I've long been fascinated by homemade instruments and the use of objects not originally intended for musical purposes for composition. Perhaps that explains part of my interest in Harry Partch but also goes a long way toward understanding why one of my favorite pieces of music from the past fifty years is Alvin Lucier's I Am Sitting in a Room. In the work (which you can hear here in its original recording) Lucier actually plays the room the work is recorded in. He took a microphone, two reel-to-reel tape recorders, an amplifier, and a loudspeaker, and recorded himself reading the description of the piece:
"I am sitting in a room different from the one you are in now. I am recording the sound of my speaking voice and I am going to play it back into the room again and again until the resonant frequencies of the room reinforce themselves so that any semblance of my speech, with perhaps the exception of rhythm, is destroyed. What you will hear, then, are the natural resonant frequencies of the room articulated by speech. I regard this activity not so much as a demonstration of a physical fact, but, more as a way to smooth out any irregularities my speech might have."

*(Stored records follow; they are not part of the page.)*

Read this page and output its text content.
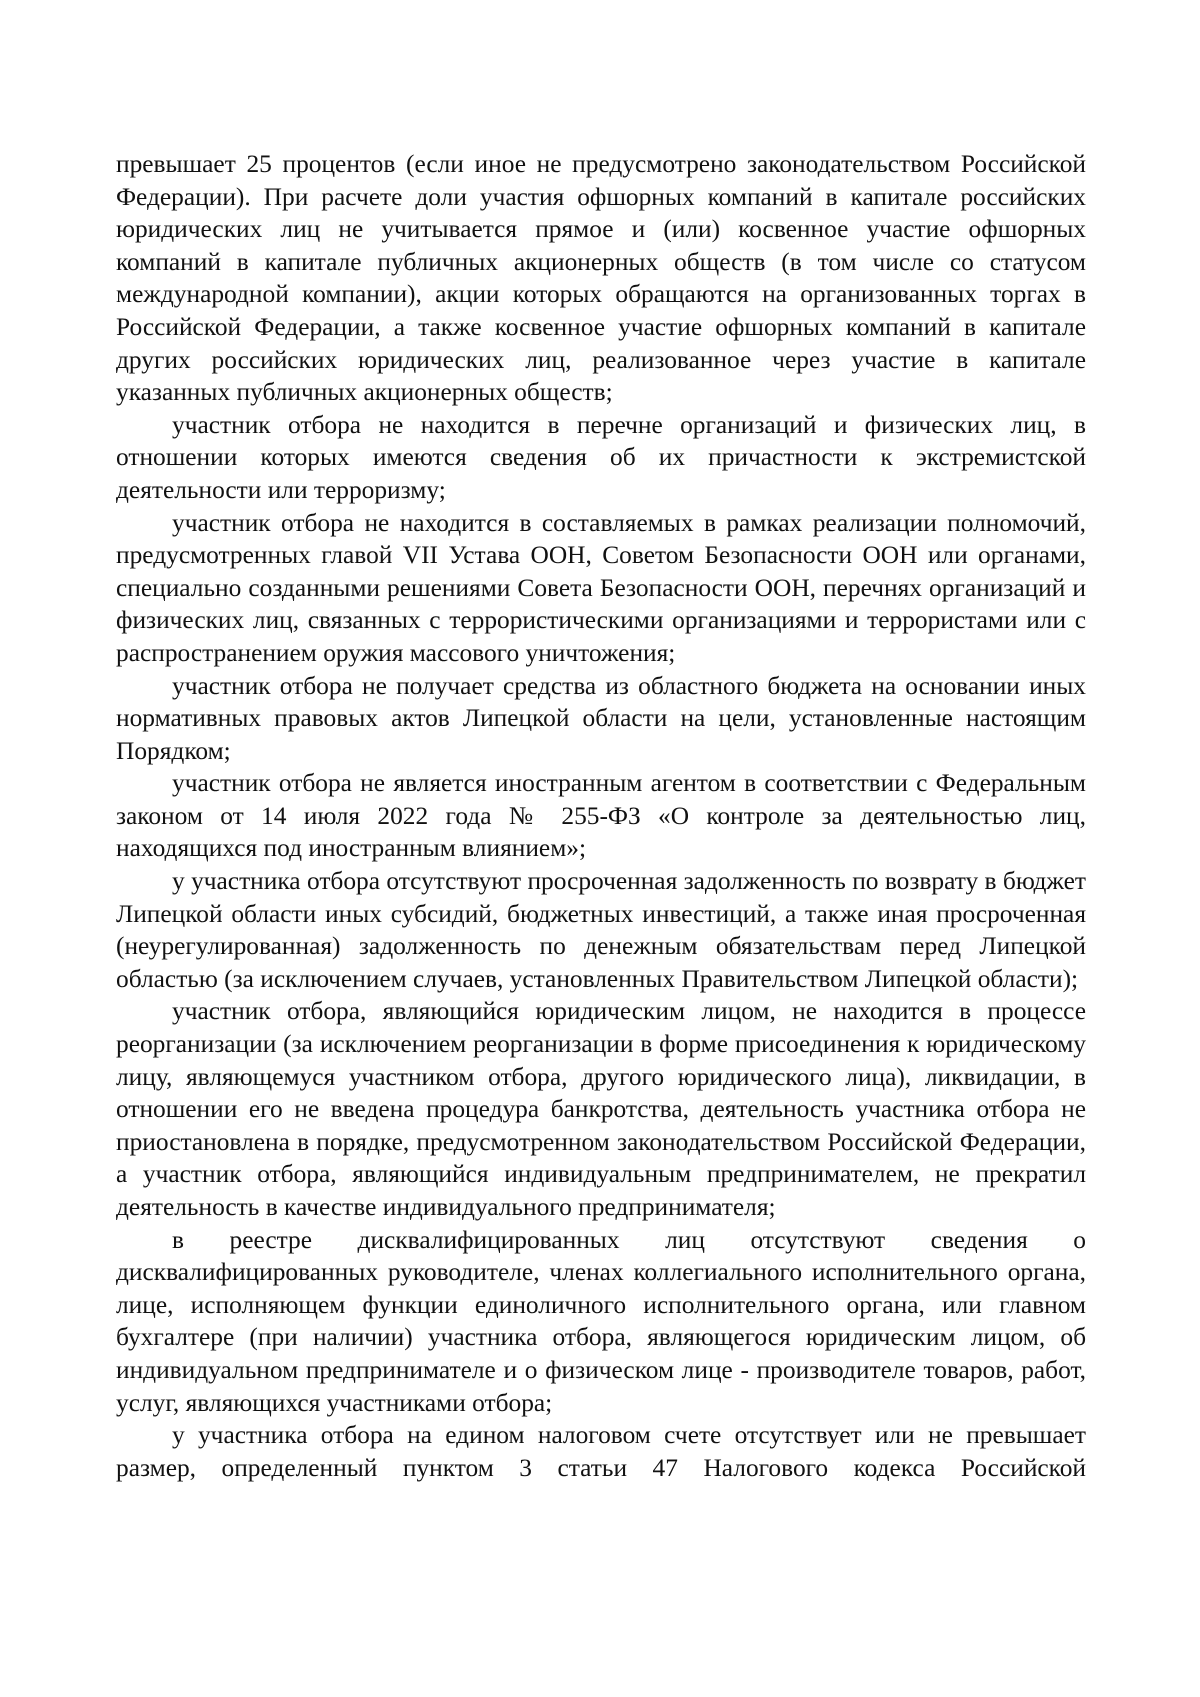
превышает 25 процентов (если иное не предусмотрено законодательством Российской Федерации). При расчете доли участия офшорных компаний в капитале российских юридических лиц не учитывается прямое и (или) косвенное участие офшорных компаний в капитале публичных акционерных обществ (в том числе со статусом международной компании), акции которых обращаются на организованных торгах в Российской Федерации, а также косвенное участие офшорных компаний в капитале других российских юридических лиц, реализованное через участие в капитале указанных публичных акционерных обществ;

участник отбора не находится в перечне организаций и физических лиц, в отношении которых имеются сведения об их причастности к экстремистской деятельности или терроризму;

участник отбора не находится в составляемых в рамках реализации полномочий, предусмотренных главой VII Устава ООН, Советом Безопасности ООН или органами, специально созданными решениями Совета Безопасности ООН, перечнях организаций и физических лиц, связанных с террористическими организациями и террористами или с распространением оружия массового уничтожения;

участник отбора не получает средства из областного бюджета на основании иных нормативных правовых актов Липецкой области на цели, установленные настоящим Порядком;

участник отбора не является иностранным агентом в соответствии с Федеральным законом от 14 июля 2022 года № 255-ФЗ «О контроле за деятельностью лиц, находящихся под иностранным влиянием»;

у участника отбора отсутствуют просроченная задолженность по возврату в бюджет Липецкой области иных субсидий, бюджетных инвестиций, а также иная просроченная (неурегулированная) задолженность по денежным обязательствам перед Липецкой областью (за исключением случаев, установленных Правительством Липецкой области);

участник отбора, являющийся юридическим лицом, не находится в процессе реорганизации (за исключением реорганизации в форме присоединения к юридическому лицу, являющемуся участником отбора, другого юридического лица), ликвидации, в отношении его не введена процедура банкротства, деятельность участника отбора не приостановлена в порядке, предусмотренном законодательством Российской Федерации, а участник отбора, являющийся индивидуальным предпринимателем, не прекратил деятельность в качестве индивидуального предпринимателя;

в реестре дисквалифицированных лиц отсутствуют сведения о дисквалифицированных руководителе, членах коллегиального исполнительного органа, лице, исполняющем функции единоличного исполнительного органа, или главном бухгалтере (при наличии) участника отбора, являющегося юридическим лицом, об индивидуальном предпринимателе и о физическом лице - производителе товаров, работ, услуг, являющихся участниками отбора;

у участника отбора на едином налоговом счете отсутствует или не превышает размер, определенный пунктом 3 статьи 47 Налогового кодекса Российской
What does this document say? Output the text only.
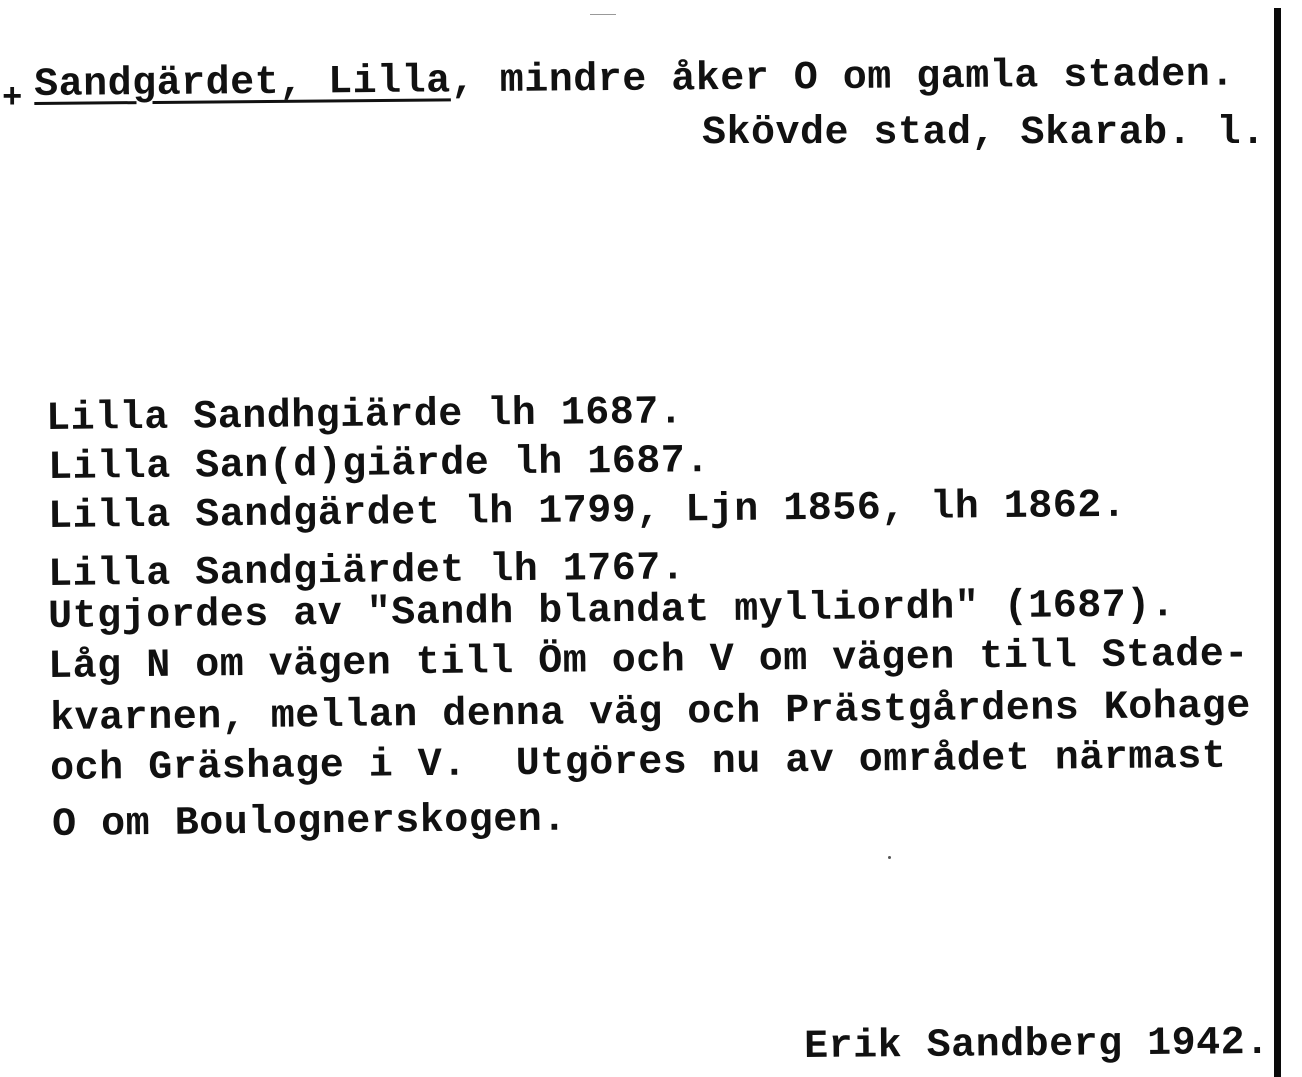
+ Sandgärdet, Lilla, mindre åker O om gamla staden.
Skövde stad, Skarab. l.
Lilla Sandhgiärde lh 1687.
Lilla San(d)giärde lh 1687.
Lilla Sandgärdet lh 1799, Ljn 1856, lh 1862.
Lilla Sandgiärdet lh 1767.
Utgjordes av "Sandh blandat mylliordh" (1687).
Låg N om vägen till Öm och V om vägen till Stade-
kvarnen, mellan denna väg och Prästgårdens Kohage
och Gräshage i V.  Utgöres nu av området närmast
O om Boulognerskogen.
Erik Sandberg 1942.
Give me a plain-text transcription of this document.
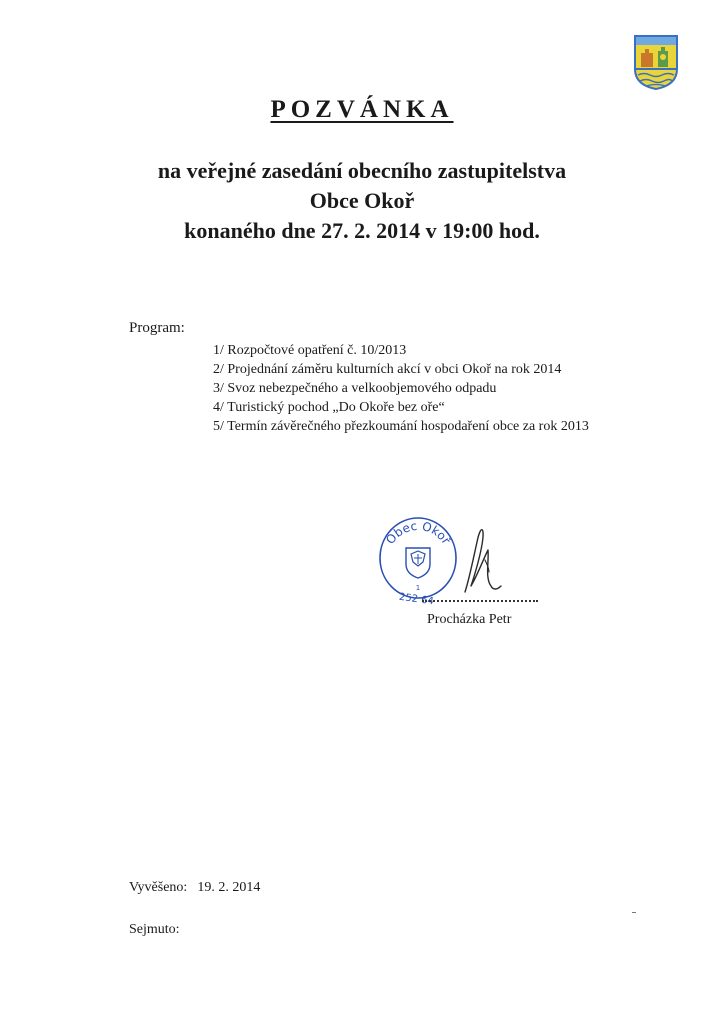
POZVÁNKA
na veřejné zasedání obecního zastupitelstva
Obce Okoř
konaného dne 27. 2. 2014 v 19:00 hod.
Program:
1/ Rozpočtové opatření č. 10/2013
2/ Projednání záměru kulturních akcí v obci Okoř na rok 2014
3/ Svoz nebezpečného a velkoobjemového odpadu
4/ Turistický pochod „Do Okoře bez oře“
5/ Termín závěrečného přezkoumání hospodaření obce za rok 2013
Obec Okoř
1
252 64
Procházka Petr
Vyvěšeno: 19. 2. 2014
Sejmuto:
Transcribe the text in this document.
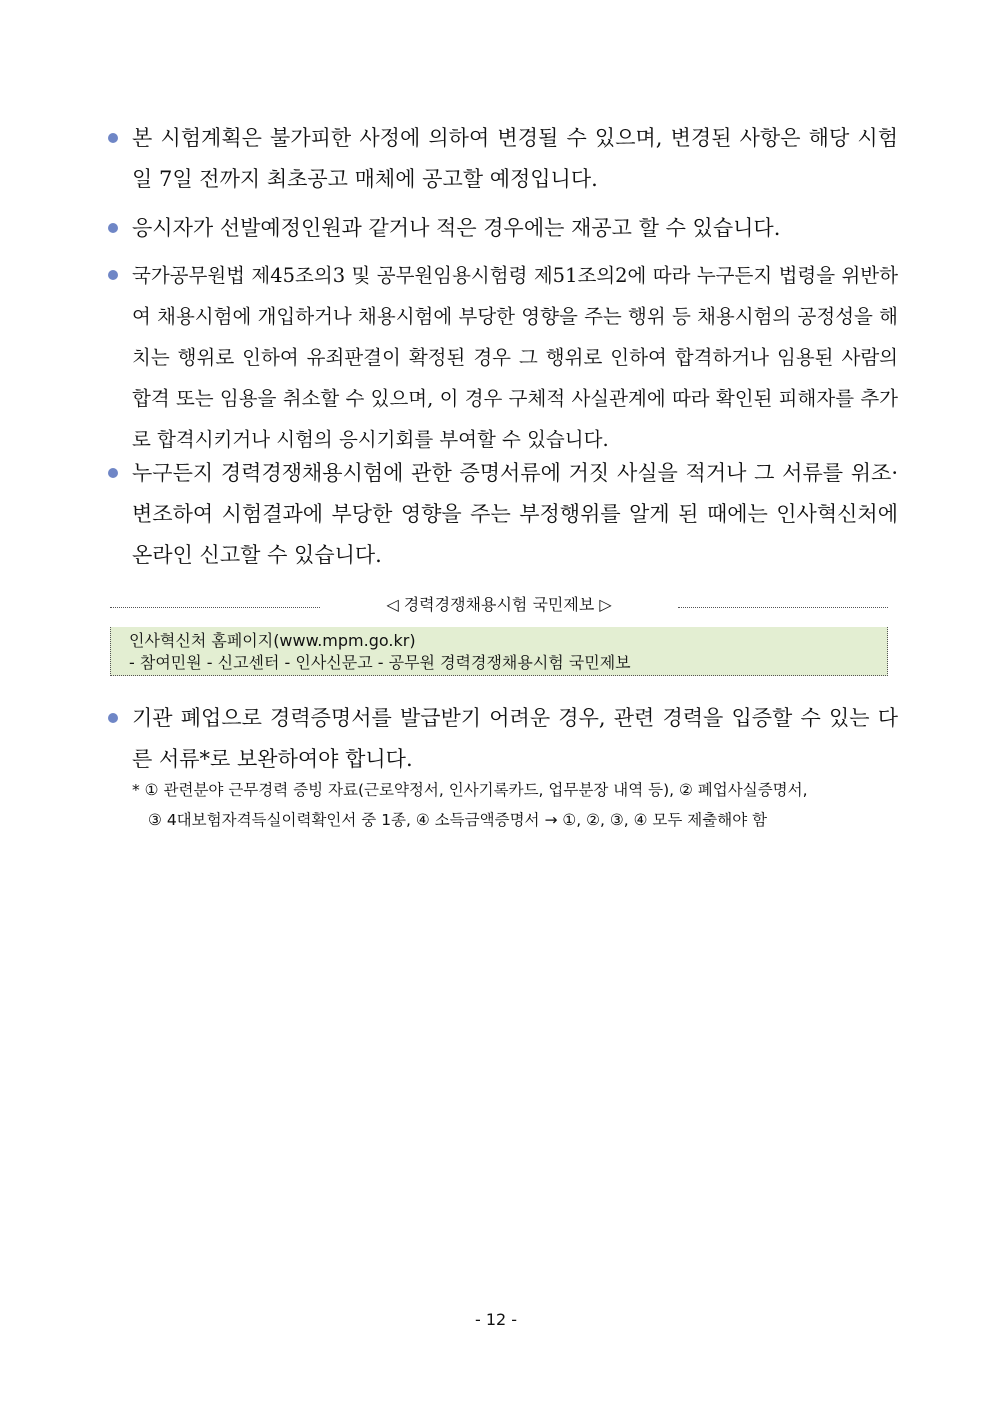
본 시험계획은 불가피한 사정에 의하여 변경될 수 있으며, 변경된 사항은 해당 시험일 7일 전까지 최초공고 매체에 공고할 예정입니다.
응시자가 선발예정인원과 같거나 적은 경우에는 재공고 할 수 있습니다.
국가공무원법 제45조의3 및 공무원임용시험령 제51조의2에 따라 누구든지 법령을 위반하여 채용시험에 개입하거나 채용시험에 부당한 영향을 주는 행위 등 채용시험의 공정성을 해치는 행위로 인하여 유죄판결이 확정된 경우 그 행위로 인하여 합격하거나 임용된 사람의 합격 또는 임용을 취소할 수 있으며, 이 경우 구체적 사실관계에 따라 확인된 피해자를 추가로 합격시키거나 시험의 응시기회를 부여할 수 있습니다.
누구든지 경력경쟁채용시험에 관한 증명서류에 거짓 사실을 적거나 그 서류를 위조·변조하여 시험결과에 부당한 영향을 주는 부정행위를 알게 된 때에는 인사혁신처에 온라인 신고할 수 있습니다.
◁ 경력경쟁채용시험 국민제보 ▷
인사혁신처 홈페이지(www.mpm.go.kr)
- 참여민원 - 신고센터 - 인사신문고 - 공무원 경력경쟁채용시험 국민제보
기관 폐업으로 경력증명서를 발급받기 어려운 경우, 관련 경력을 입증할 수 있는 다른 서류*로 보완하여야 합니다.
* ① 관련분야 근무경력 증빙 자료(근로약정서, 인사기록카드, 업무분장 내역 등), ② 폐업사실증명서,
③ 4대보험자격득실이력확인서 중 1종, ④ 소득금액증명서 → ①, ②, ③, ④ 모두 제출해야 함
- 12 -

That's it; the work describes the process by which it is created. But hearing that process is endlessly more fascinating than the description. When he begins to play the work back into the room at first you don’t hear much, but by the third recording, it begins to get a little fuzzy. The sonic fingerprint of the room, its own chord if you will, begins to reveal itself. As you move along, pitched drones appear, the result of particular frequencies being re-enforced by the room. If the shape of the room is compatible with the wavelength of a particular sound that is played into it, that sound is magnified – if not, the sound reflects out of phase with itself and begins to disappear.
Now, thanks to Misty, I've found another artist attempting a similar musical experiment. David Byrne (yes, he of Talking Heads fame) has recreated an installation he originally put together in Stockholm, Sweden in an abandoned ferry terminal in Manhattan. In the project, Byrne took an old organ, wired it to the building's columns, pipes, and girders, and made it literally play the building by striking or blowing air through its materials. The result is a keyboard that allows you to experience how these materials sound in combination:
The result is like Lucier's I Am Sitting in a Room but instead of hearing the room's frequencies slowly reveal themselves to you in an elaborate audio striptease, you hear those sounds immediately. It also is different in that Byrne's idea is a communal experience, not the isolated one of Lucier. In other words, instead of creating music, he has created a space where music can found. And perhaps, ultimately, that is the appeal of found music for me. Think of it this way - children are fascinated by the piano and instinctively want to touch it and see what sounds they can caress out of it. By the time they are nearing adulthood, that impulse has been pulled out of them; music is something for professionals or those who know what they are doing. With found music, that childlike desire to see what sounds, what music you can create is restored. The cultural aura of a musical instrument is missing and anyone and everyone wants to play, wants to make music. Found music helps put music making back into every day lives.